For some years now, a new generation of SAF (Sustainable Aviation Fuel) has been produced from recycled materials such as cooking oil or biological waste. Compared to traditional fossil fuels, these new sustainable fuels can reduce CO2 emissions by 80%. Forestry or agricultural wastes and residues are part of the production of SAF, along with municipal solid waste (MSW) or algae.
Work is also underway on technologies (such as electro fuels) based on carbon from waste gases or direct air capture combined with hydrogen from renewable energies and SAF.
The evolution of the electrical systems has been oriented towards two specific objectives: aircraft electrification (MEA) and electric propulsion.
MEA (More Electric Aircraft) refers to the tendency to increase the electronic systems of the aircraft, replacing the hydraulic, mechanical or pneumatic systems.
Electric propulsion, meanwhile, is designed to keep aircraft flying without using fossil fuels.
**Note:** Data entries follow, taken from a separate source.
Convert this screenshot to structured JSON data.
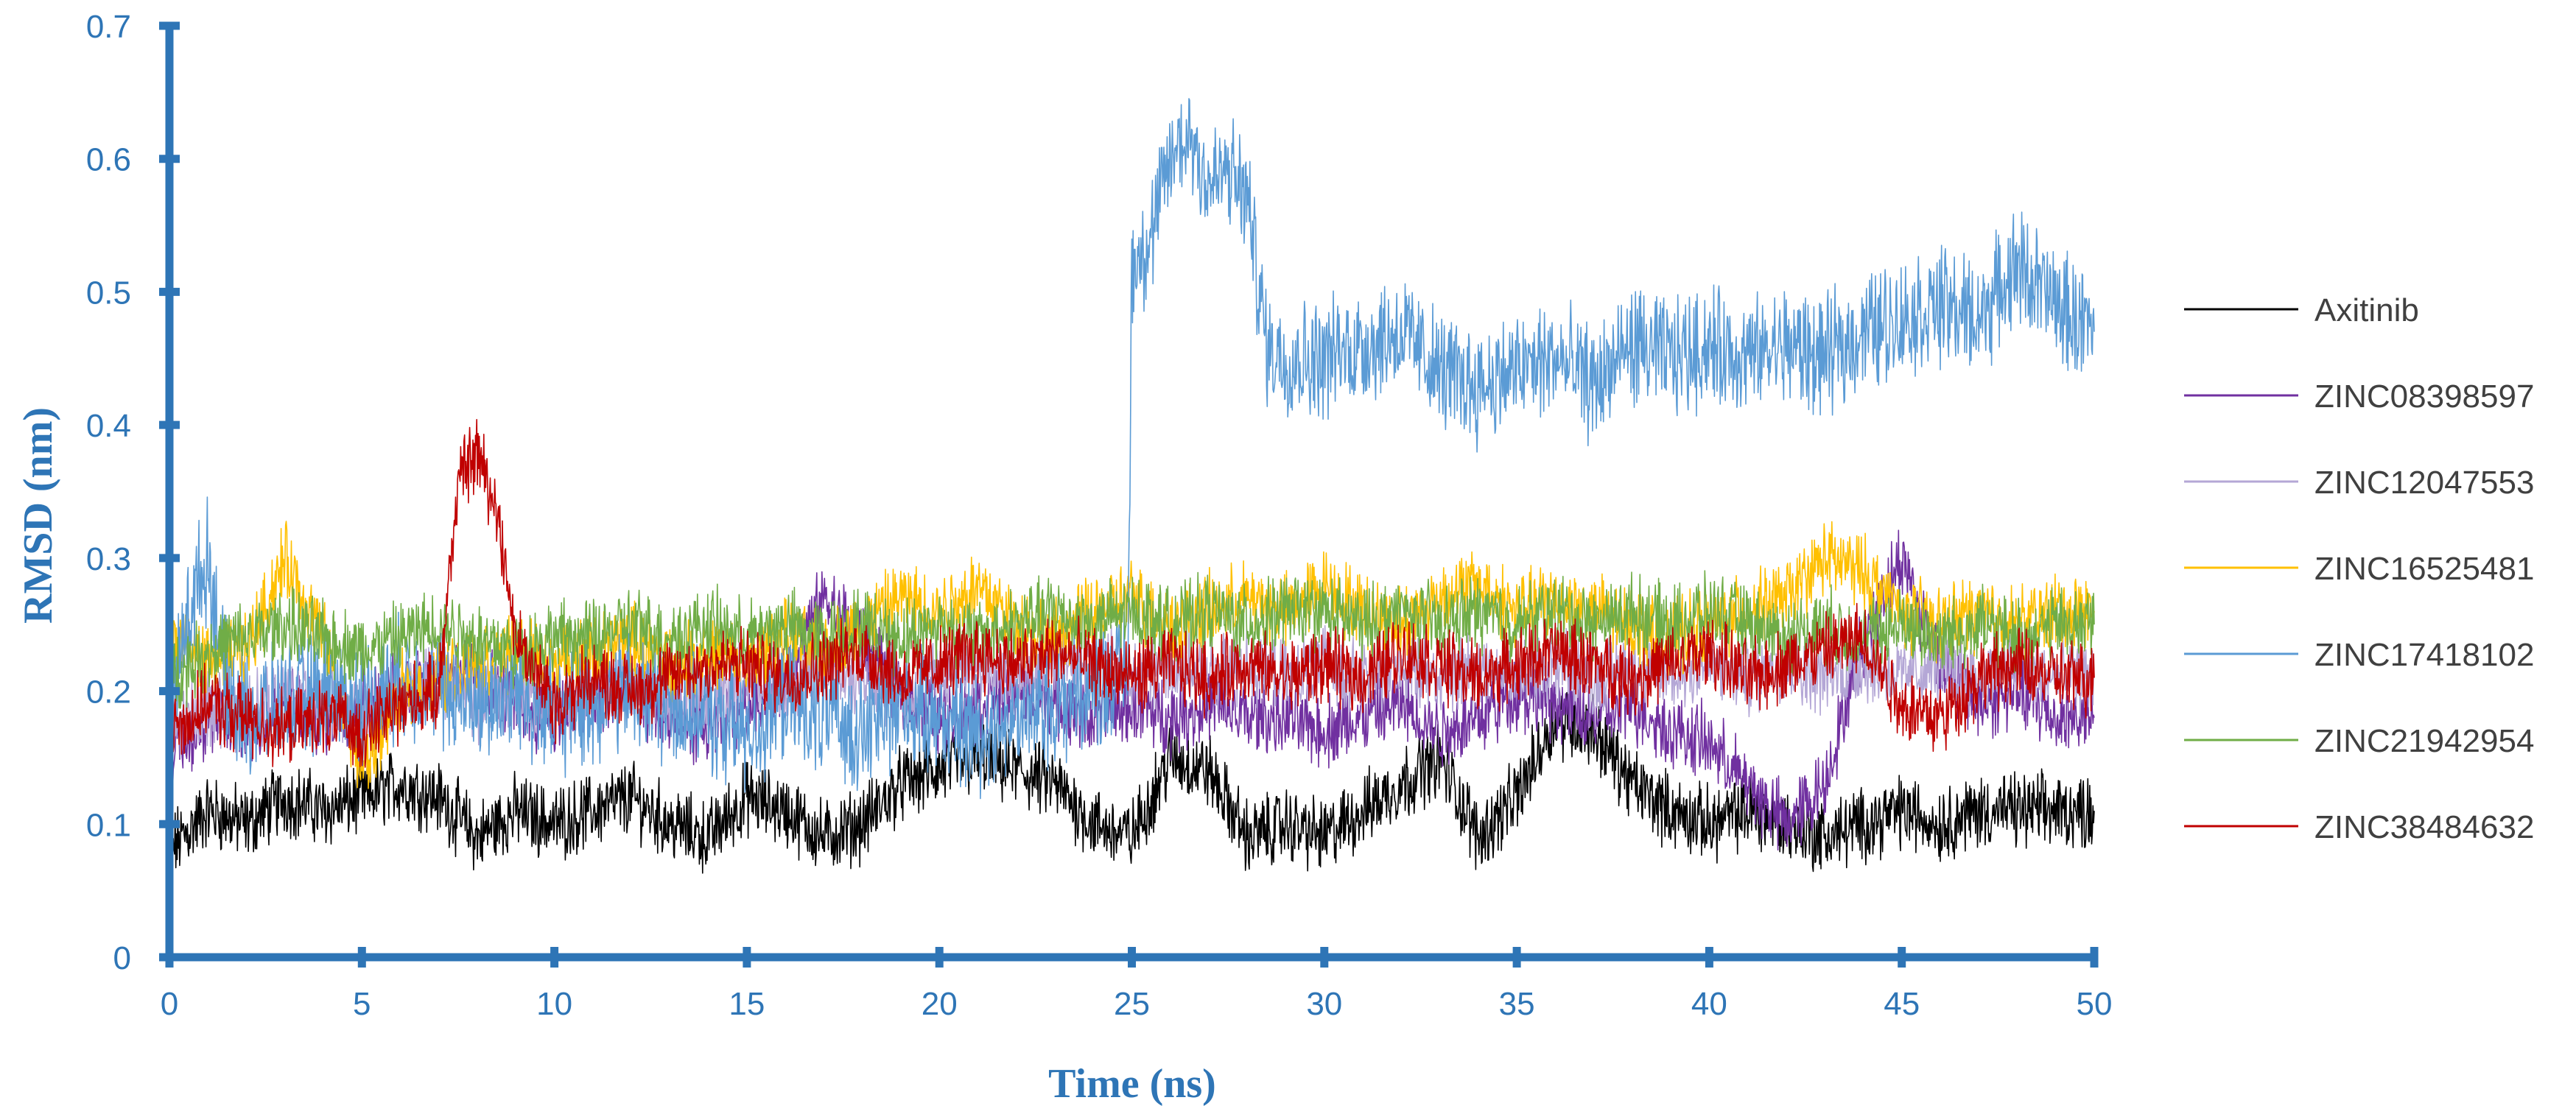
{
  "chart_data": {
    "type": "line",
    "title": "",
    "xlabel": "Time (ns)",
    "ylabel": "RMSD (nm)",
    "xlim": [
      0,
      50
    ],
    "ylim": [
      0,
      0.7
    ],
    "x_ticks": [
      0,
      5,
      10,
      15,
      20,
      25,
      30,
      35,
      40,
      45,
      50
    ],
    "y_ticks": [
      0,
      0.1,
      0.2,
      0.3,
      0.4,
      0.5,
      0.6,
      0.7
    ],
    "grid": false,
    "legend_position": "right",
    "axis_color": "#2e75b6",
    "series": [
      {
        "name": "Axitinib",
        "color": "#000000",
        "x": [
          0,
          1,
          2,
          3,
          4,
          5,
          6,
          7,
          8,
          9,
          10,
          11,
          12,
          13,
          14,
          15,
          16,
          17,
          18,
          19,
          20,
          21,
          22,
          23,
          24,
          25,
          26,
          27,
          28,
          29,
          30,
          31,
          32,
          33,
          34,
          35,
          36,
          37,
          38,
          39,
          40,
          41,
          42,
          43,
          44,
          45,
          46,
          47,
          48,
          49,
          50
        ],
        "y": [
          0.08,
          0.11,
          0.1,
          0.12,
          0.11,
          0.12,
          0.13,
          0.12,
          0.09,
          0.11,
          0.1,
          0.11,
          0.12,
          0.1,
          0.09,
          0.12,
          0.11,
          0.09,
          0.1,
          0.13,
          0.14,
          0.15,
          0.14,
          0.13,
          0.1,
          0.09,
          0.15,
          0.14,
          0.09,
          0.1,
          0.09,
          0.11,
          0.13,
          0.15,
          0.09,
          0.12,
          0.18,
          0.17,
          0.13,
          0.11,
          0.1,
          0.11,
          0.1,
          0.09,
          0.1,
          0.11,
          0.1,
          0.11,
          0.11,
          0.11,
          0.11
        ]
      },
      {
        "name": "ZINC08398597",
        "color": "#7030a0",
        "x": [
          0,
          1,
          2,
          3,
          4,
          5,
          6,
          7,
          8,
          9,
          10,
          11,
          12,
          13,
          14,
          15,
          16,
          17,
          18,
          19,
          20,
          21,
          22,
          23,
          24,
          25,
          26,
          27,
          28,
          29,
          30,
          31,
          32,
          33,
          34,
          35,
          36,
          37,
          38,
          39,
          40,
          41,
          42,
          43,
          44,
          45,
          46,
          47,
          48,
          49,
          50
        ],
        "y": [
          0.15,
          0.18,
          0.17,
          0.19,
          0.18,
          0.19,
          0.2,
          0.22,
          0.21,
          0.19,
          0.18,
          0.19,
          0.2,
          0.18,
          0.17,
          0.19,
          0.21,
          0.27,
          0.24,
          0.2,
          0.18,
          0.19,
          0.2,
          0.19,
          0.18,
          0.19,
          0.18,
          0.19,
          0.18,
          0.18,
          0.17,
          0.18,
          0.19,
          0.17,
          0.18,
          0.2,
          0.19,
          0.18,
          0.19,
          0.17,
          0.16,
          0.13,
          0.1,
          0.13,
          0.24,
          0.3,
          0.22,
          0.19,
          0.2,
          0.18,
          0.18
        ]
      },
      {
        "name": "ZINC12047553",
        "color": "#b4a7d6",
        "x": [
          0,
          1,
          2,
          3,
          4,
          5,
          6,
          7,
          8,
          9,
          10,
          11,
          12,
          13,
          14,
          15,
          16,
          17,
          18,
          19,
          20,
          21,
          22,
          23,
          24,
          25,
          26,
          27,
          28,
          29,
          30,
          31,
          32,
          33,
          34,
          35,
          36,
          37,
          38,
          39,
          40,
          41,
          42,
          43,
          44,
          45,
          46,
          47,
          48,
          49,
          50
        ],
        "y": [
          0.17,
          0.19,
          0.18,
          0.2,
          0.19,
          0.18,
          0.2,
          0.21,
          0.19,
          0.2,
          0.19,
          0.2,
          0.21,
          0.19,
          0.2,
          0.21,
          0.2,
          0.22,
          0.21,
          0.2,
          0.21,
          0.22,
          0.21,
          0.22,
          0.23,
          0.21,
          0.22,
          0.21,
          0.22,
          0.21,
          0.22,
          0.21,
          0.22,
          0.21,
          0.22,
          0.21,
          0.22,
          0.21,
          0.22,
          0.21,
          0.22,
          0.21,
          0.22,
          0.21,
          0.22,
          0.21,
          0.22,
          0.21,
          0.22,
          0.21,
          0.21
        ]
      },
      {
        "name": "ZINC16525481",
        "color": "#ffc000",
        "x": [
          0,
          1,
          2,
          3,
          4,
          5,
          6,
          7,
          8,
          9,
          10,
          11,
          12,
          13,
          14,
          15,
          16,
          17,
          18,
          19,
          20,
          21,
          22,
          23,
          24,
          25,
          26,
          27,
          28,
          29,
          30,
          31,
          32,
          33,
          34,
          35,
          36,
          37,
          38,
          39,
          40,
          41,
          42,
          43,
          44,
          45,
          46,
          47,
          48,
          49,
          50
        ],
        "y": [
          0.24,
          0.22,
          0.23,
          0.3,
          0.24,
          0.14,
          0.2,
          0.21,
          0.22,
          0.23,
          0.22,
          0.23,
          0.24,
          0.22,
          0.23,
          0.22,
          0.24,
          0.23,
          0.25,
          0.27,
          0.26,
          0.28,
          0.25,
          0.24,
          0.26,
          0.27,
          0.25,
          0.26,
          0.27,
          0.26,
          0.28,
          0.26,
          0.25,
          0.27,
          0.28,
          0.26,
          0.27,
          0.26,
          0.25,
          0.24,
          0.25,
          0.26,
          0.27,
          0.3,
          0.29,
          0.26,
          0.25,
          0.26,
          0.25,
          0.26,
          0.26
        ]
      },
      {
        "name": "ZINC17418102",
        "color": "#5b9bd5",
        "x": [
          0,
          0.5,
          1,
          1.5,
          2,
          3,
          4,
          5,
          6,
          7,
          8,
          9,
          10,
          11,
          12,
          13,
          14,
          15,
          16,
          17,
          18,
          19,
          20,
          21,
          22,
          23,
          24,
          24.9,
          25,
          25.5,
          26,
          26.5,
          27,
          27.5,
          28,
          28.5,
          29,
          30,
          31,
          32,
          33,
          34,
          35,
          36,
          37,
          38,
          39,
          40,
          41,
          42,
          43,
          44,
          45,
          46,
          47,
          48,
          49,
          50
        ],
        "y": [
          0.18,
          0.26,
          0.3,
          0.2,
          0.18,
          0.19,
          0.2,
          0.19,
          0.21,
          0.2,
          0.19,
          0.2,
          0.18,
          0.19,
          0.2,
          0.19,
          0.18,
          0.17,
          0.19,
          0.18,
          0.17,
          0.19,
          0.18,
          0.17,
          0.18,
          0.19,
          0.2,
          0.22,
          0.52,
          0.54,
          0.6,
          0.62,
          0.58,
          0.59,
          0.57,
          0.46,
          0.45,
          0.45,
          0.46,
          0.47,
          0.44,
          0.43,
          0.44,
          0.45,
          0.43,
          0.46,
          0.45,
          0.46,
          0.45,
          0.46,
          0.45,
          0.47,
          0.48,
          0.49,
          0.48,
          0.52,
          0.49,
          0.47
        ]
      },
      {
        "name": "ZINC21942954",
        "color": "#70ad47",
        "x": [
          0,
          1,
          2,
          3,
          4,
          5,
          6,
          7,
          8,
          9,
          10,
          11,
          12,
          13,
          14,
          15,
          16,
          17,
          18,
          19,
          20,
          21,
          22,
          23,
          24,
          25,
          26,
          27,
          28,
          29,
          30,
          31,
          32,
          33,
          34,
          35,
          36,
          37,
          38,
          39,
          40,
          41,
          42,
          43,
          44,
          45,
          46,
          47,
          48,
          49,
          50
        ],
        "y": [
          0.21,
          0.23,
          0.24,
          0.25,
          0.24,
          0.23,
          0.24,
          0.25,
          0.24,
          0.23,
          0.24,
          0.24,
          0.25,
          0.24,
          0.25,
          0.24,
          0.25,
          0.24,
          0.25,
          0.24,
          0.25,
          0.24,
          0.25,
          0.26,
          0.25,
          0.26,
          0.25,
          0.26,
          0.25,
          0.26,
          0.26,
          0.25,
          0.26,
          0.25,
          0.26,
          0.25,
          0.26,
          0.25,
          0.26,
          0.25,
          0.26,
          0.25,
          0.24,
          0.25,
          0.24,
          0.25,
          0.24,
          0.25,
          0.24,
          0.25,
          0.25
        ]
      },
      {
        "name": "ZINC38484632",
        "color": "#c00000",
        "x": [
          0,
          1,
          2,
          3,
          4,
          5,
          6,
          7,
          7.5,
          8,
          8.5,
          9,
          10,
          11,
          12,
          13,
          14,
          15,
          16,
          17,
          18,
          19,
          20,
          21,
          22,
          23,
          24,
          25,
          26,
          27,
          28,
          29,
          30,
          31,
          32,
          33,
          34,
          35,
          36,
          37,
          38,
          39,
          40,
          41,
          42,
          43,
          44,
          45,
          46,
          47,
          48,
          49,
          50
        ],
        "y": [
          0.17,
          0.19,
          0.18,
          0.17,
          0.18,
          0.17,
          0.19,
          0.2,
          0.36,
          0.38,
          0.34,
          0.24,
          0.19,
          0.21,
          0.2,
          0.21,
          0.22,
          0.22,
          0.21,
          0.22,
          0.23,
          0.21,
          0.22,
          0.23,
          0.22,
          0.23,
          0.22,
          0.21,
          0.22,
          0.21,
          0.22,
          0.21,
          0.22,
          0.21,
          0.23,
          0.22,
          0.21,
          0.22,
          0.23,
          0.22,
          0.21,
          0.22,
          0.23,
          0.21,
          0.22,
          0.23,
          0.24,
          0.19,
          0.18,
          0.21,
          0.22,
          0.21,
          0.21
        ]
      }
    ]
  }
}
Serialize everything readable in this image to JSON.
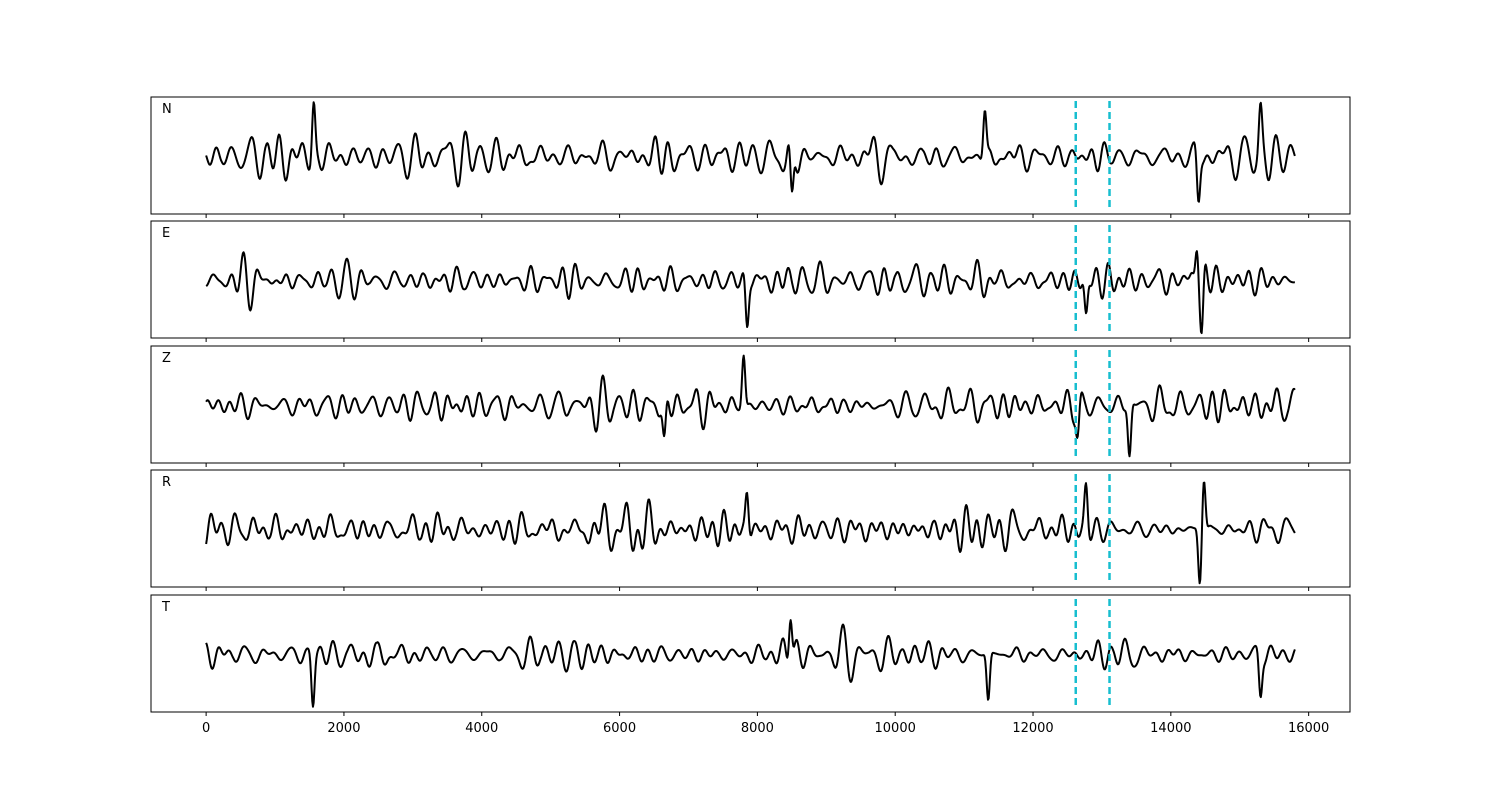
{
  "chart_data": {
    "type": "line",
    "subtype": "stacked-waveforms",
    "xlim": [
      -800,
      16600
    ],
    "x_range": [
      0,
      15800
    ],
    "xticks": [
      0,
      2000,
      4000,
      6000,
      8000,
      10000,
      12000,
      14000,
      16000
    ],
    "tick_labels": [
      "0",
      "2000",
      "4000",
      "6000",
      "8000",
      "10000",
      "12000",
      "14000",
      "16000"
    ],
    "grid": false,
    "legend": "none",
    "line_color": "#000000",
    "marker_color": "#17becf",
    "markers": [
      {
        "x": 12620,
        "style": "dashed"
      },
      {
        "x": 13110,
        "style": "dashed"
      }
    ],
    "series": [
      {
        "name": "N",
        "seed": 11,
        "peaks": [
          [
            1560,
            1.0
          ],
          [
            8500,
            -1.05
          ],
          [
            11300,
            0.9
          ],
          [
            14400,
            -0.9
          ],
          [
            15300,
            0.75
          ]
        ]
      },
      {
        "name": "E",
        "seed": 23,
        "peaks": [
          [
            7850,
            -0.9
          ],
          [
            14450,
            -1.0
          ],
          [
            14380,
            0.9
          ],
          [
            12770,
            -0.75
          ]
        ]
      },
      {
        "name": "Z",
        "seed": 37,
        "peaks": [
          [
            7800,
            1.0
          ],
          [
            13400,
            -1.0
          ],
          [
            6650,
            -0.8
          ],
          [
            12650,
            -0.6
          ]
        ]
      },
      {
        "name": "R",
        "seed": 53,
        "peaks": [
          [
            14420,
            -1.0
          ],
          [
            14480,
            1.0
          ],
          [
            7850,
            0.75
          ],
          [
            12770,
            0.8
          ]
        ]
      },
      {
        "name": "T",
        "seed": 71,
        "peaks": [
          [
            8480,
            1.0
          ],
          [
            1550,
            -0.95
          ],
          [
            11350,
            -0.9
          ],
          [
            15300,
            -0.75
          ]
        ]
      }
    ]
  }
}
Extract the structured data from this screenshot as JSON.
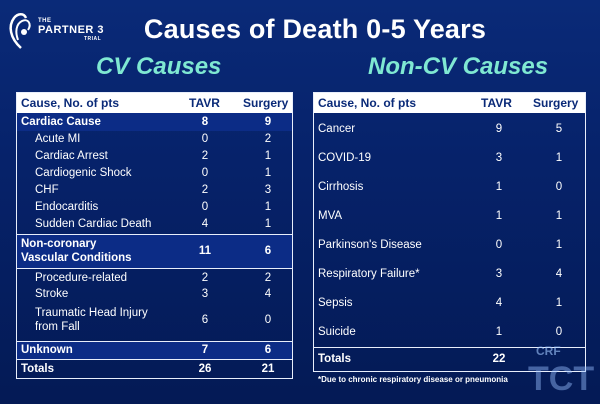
{
  "logo": {
    "line1": "THE",
    "line2": "PARTNER 3",
    "line3": "TRIAL"
  },
  "title": "Causes of Death 0-5 Years",
  "subtitles": {
    "cv": "CV Causes",
    "noncv": "Non-CV Causes"
  },
  "cv_table": {
    "headers": [
      "Cause, No. of pts",
      "TAVR",
      "Surgery"
    ],
    "rows": [
      {
        "label": "Cardiac Cause",
        "tavr": "8",
        "surgery": "9"
      },
      {
        "label": "Acute MI",
        "tavr": "0",
        "surgery": "2"
      },
      {
        "label": "Cardiac Arrest",
        "tavr": "2",
        "surgery": "1"
      },
      {
        "label": "Cardiogenic Shock",
        "tavr": "0",
        "surgery": "1"
      },
      {
        "label": "CHF",
        "tavr": "2",
        "surgery": "3"
      },
      {
        "label": "Endocarditis",
        "tavr": "0",
        "surgery": "1"
      },
      {
        "label": "Sudden Cardiac Death",
        "tavr": "4",
        "surgery": "1"
      },
      {
        "label_line1": "Non-coronary",
        "label_line2": "Vascular Conditions",
        "tavr": "11",
        "surgery": "6"
      },
      {
        "label": "Procedure-related",
        "tavr": "2",
        "surgery": "2"
      },
      {
        "label": "Stroke",
        "tavr": "3",
        "surgery": "4"
      },
      {
        "label_line1": "Traumatic Head Injury",
        "label_line2": "from Fall",
        "tavr": "6",
        "surgery": "0"
      },
      {
        "label": "Unknown",
        "tavr": "7",
        "surgery": "6"
      },
      {
        "label": "Totals",
        "tavr": "26",
        "surgery": "21"
      }
    ]
  },
  "noncv_table": {
    "headers": [
      "Cause, No. of pts",
      "TAVR",
      "Surgery"
    ],
    "rows": [
      {
        "label": "Cancer",
        "tavr": "9",
        "surgery": "5"
      },
      {
        "label": "COVID-19",
        "tavr": "3",
        "surgery": "1"
      },
      {
        "label": "Cirrhosis",
        "tavr": "1",
        "surgery": "0"
      },
      {
        "label": "MVA",
        "tavr": "1",
        "surgery": "1"
      },
      {
        "label": "Parkinson's Disease",
        "tavr": "0",
        "surgery": "1"
      },
      {
        "label": "Respiratory Failure*",
        "tavr": "3",
        "surgery": "4"
      },
      {
        "label": "Sepsis",
        "tavr": "4",
        "surgery": "1"
      },
      {
        "label": "Suicide",
        "tavr": "1",
        "surgery": "0"
      },
      {
        "label": "Totals",
        "tavr": "22",
        "surgery": ""
      }
    ]
  },
  "footnote": "*Due to chronic respiratory disease or pneumonia",
  "watermark": {
    "small": "CRF",
    "big": "TCT"
  },
  "colors": {
    "background": "#06226a",
    "subtitle": "#7fe8d2",
    "header_text": "#0a2a78"
  }
}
At the moment there are already some commercial airlines with small aircraft for short flights that only operate electric flights. This type of propulsion will probably never reach (at least with current knowledge and technology) large jets, but any progress that can be made in this direction for smaller aircrafts will be a good step forward.
Refers to propulsion systems that combine conventional jet engines and electric motors. According to current lines of work, there are several trends, two of which are of interest: On the one hand, the provision of additional thrust at take-off (short high-thrust flight segment) by the electric motors which cease to operate during cruise flight.
On the other hand, there is the development of hybrid electric propulsion systems that allow fuel savings during long sections of low-thrust cruise flight.
Hydrogen as a fuel
There are still many challenges to overcome, but hydrogen promises abundant, clean and sustainable energy, with water vapour being its only by-product.
In recent years there has been considerable progress in hydrogen fuel cell technology and, in fact, there is a significant effort in the European Union to support the advancement of hydrogen for aviation.
An important advantage of the hydrogen stored in the plane is that it can also be used as a source of electric power other than propulsion. In this respect, the distributed generation of electrical power along the fuselage of the aircraft, using hydrogen-powered fuel cells, is one of the most important features of this technology.
Sustainability in the airport environment
Airports are on the same path. In 2009, the ACI (Airports Council International) launched the Airport Carbon Accreditation (ACC) in Europe, aimed at promoting and streamlining the actions undertaken by airports to reduce carbon emissions to the atmosphere. Today, more than 400 airports are participating in this commitment in 86 countries, accounting for 49.5% of global passenger traffic in the world. For more information on this topic, you can read the post Airports and the fight against climate change, in this blog.
In short, far from the voices that point the finger at the aeronautics and the aviation sector as highly polluting, it is fair to point out that the efforts undertaken in the 1990s to improve the sustainability of this sector are already evident. The increase in aircraft efficiency, the use of new materials, the optimisation of fuels, research into new sources and many other lines of work have managed to increase the sector’s overall sustainability by more than 30%. And, as we have already reviewed, there is still a long way to go.